Sunday, May 26, 2024

Administrative Borders of Soviet Republics that have Become State Borders of Independent Countries Anything but Regular

Paul Goble

            Staunton, May 24 – Except for natural boundaries like the external border of the USSR or rivers and seas, the borders of the former union republics which became independent states were not only frequently changed but were anything but the straight lines that many imagine when looking at small scale maps showing large regions.

            Except in cases where conflicts have broken out, typically on an ethnic basis, neither of these realities have attracted much attention over the last 30 years because the post-Soviet states and the leaders of the international community both insisted that the administrative borders of the union republics must become the state borders of the newly independent countries.

            Despite this and resistance to any talk of changing borders, there is growing recognition that Soviet-era borders were imposed by Moscow for its own purposes rather than being the result of any rational calculations or a reflection of the interests of the population along them (windowoneurasia2.blogspot.com/2021/05/borders-in-post-soviet-space-were.html).

            But there is far less discussion of just how irregular these borders often were and thus remain and what the consequences of such irregularities have been for the people living there. That makes a new article by journalists from the TengriNews agency of Kazakhstan especially useful (tengrinews.kz/article/selo-kotorogo-uje-net-kak-jivut-na-krayu-kazahstana-2453/).
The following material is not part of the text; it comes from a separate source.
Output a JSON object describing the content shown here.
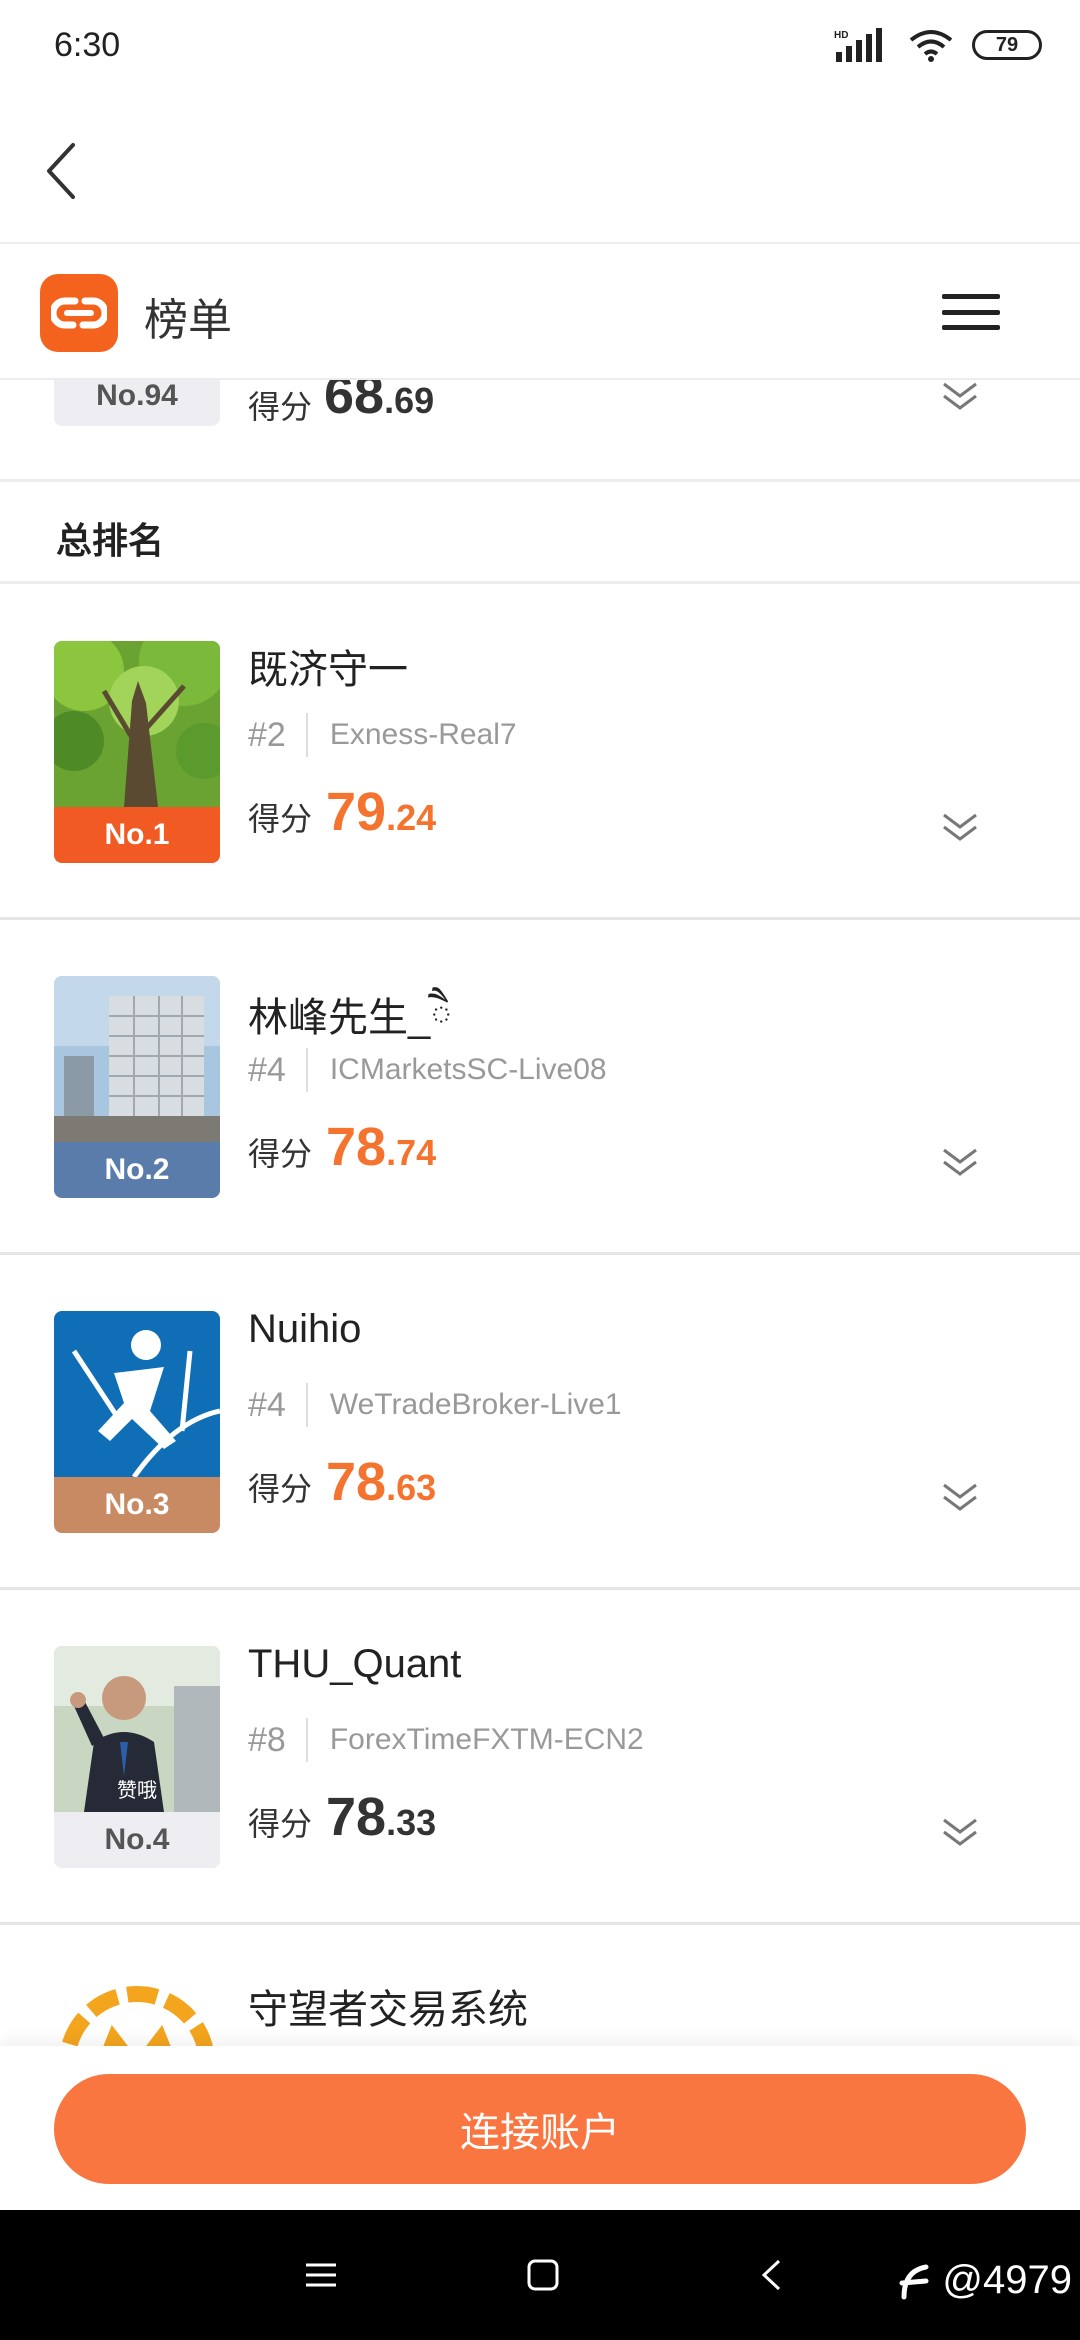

            Two of its journalists visited the village of Meshchanka on the Kazakhstan side of the Kazakhstan-Russian border in Abai Oblast that is surrounded on three sides by Russian territory, is not connected by road to anywhere else, no longer has a school, post office or business, and lacks internet connectivity.
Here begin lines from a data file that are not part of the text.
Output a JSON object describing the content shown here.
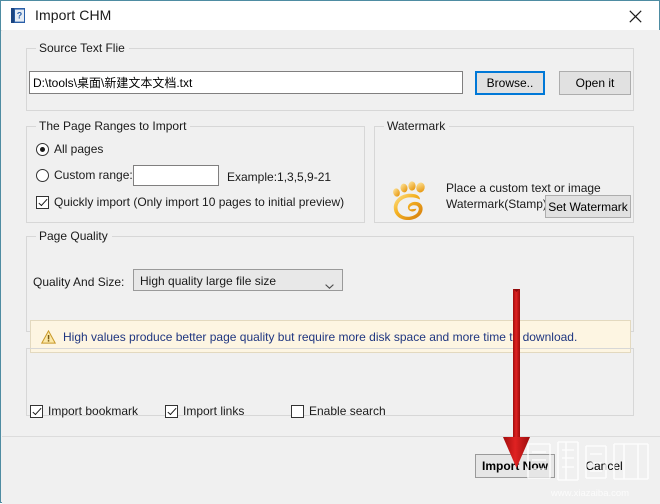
{
  "window": {
    "title": "Import CHM",
    "icon": "chm-book-icon",
    "close_label": "✕",
    "border_color": "#4e8ca2",
    "background": "#f0f0f0"
  },
  "source_group": {
    "title": "Source Text Flie",
    "path_value": "D:\\tools\\桌面\\新建文本文档.txt",
    "path_placeholder": "",
    "browse_label": "Browse..",
    "open_label": "Open it",
    "focus_color": "#0078d7"
  },
  "page_ranges_group": {
    "title": "The Page Ranges to Import",
    "all_pages_label": "All pages",
    "all_pages_checked": true,
    "custom_range_label": "Custom range:",
    "custom_range_checked": false,
    "custom_range_value": "",
    "example_label": "Example:1,3,5,9-21",
    "quickly_import_label": "Quickly import (Only import 10 pages to  initial  preview)",
    "quickly_import_checked": true
  },
  "watermark_group": {
    "title": "Watermark",
    "icon": "footprint-icon",
    "description_line1": "Place a custom text or image",
    "description_line2": "Watermark(Stamp) to the file(s)",
    "set_watermark_label": "Set Watermark"
  },
  "page_quality_group": {
    "title": "Page Quality",
    "quality_label": "Quality And Size:",
    "quality_value": "High quality large file size",
    "quality_options": [
      "High quality large file size"
    ]
  },
  "warning": {
    "icon": "warning-triangle-icon",
    "text": "High values produce better page quality but require more disk space and more time to download.",
    "text_color": "#1f3680",
    "background": "#fdf5e2"
  },
  "options_group": {
    "import_bookmark_label": "Import bookmark",
    "import_bookmark_checked": true,
    "import_links_label": "Import links",
    "import_links_checked": true,
    "enable_search_label": "Enable search",
    "enable_search_checked": false
  },
  "footer": {
    "import_now_label": "Import Now",
    "cancel_label": "Cancel"
  },
  "annotation": {
    "arrow_color": "#cc1414",
    "points_to": "Import Now"
  },
  "site_watermark": {
    "logo_text": "下载吧",
    "url_text": "www.xiazaiba.com"
  }
}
            Not surprisingly, Meshchanka, which had been a thriving center of agricultural activity in Soviet times, has been losing population ever since and now has only a handful of people left. As the article makes clear, these “last of the Mohicans” will soon leave or die as well and Meshchanka will cease to exist.

            The news agency provides a aerial photograph of the village and the Kazakhstan-Russian borders which surround it on three sides. It is not clear whether the village might have fared better had the borders been changed, but it is clear that the borders that remain in place look more like administrative ones in rural areas within a large country than state borders.

            And that is hardly surprising given that that is precisely what they were before 1991.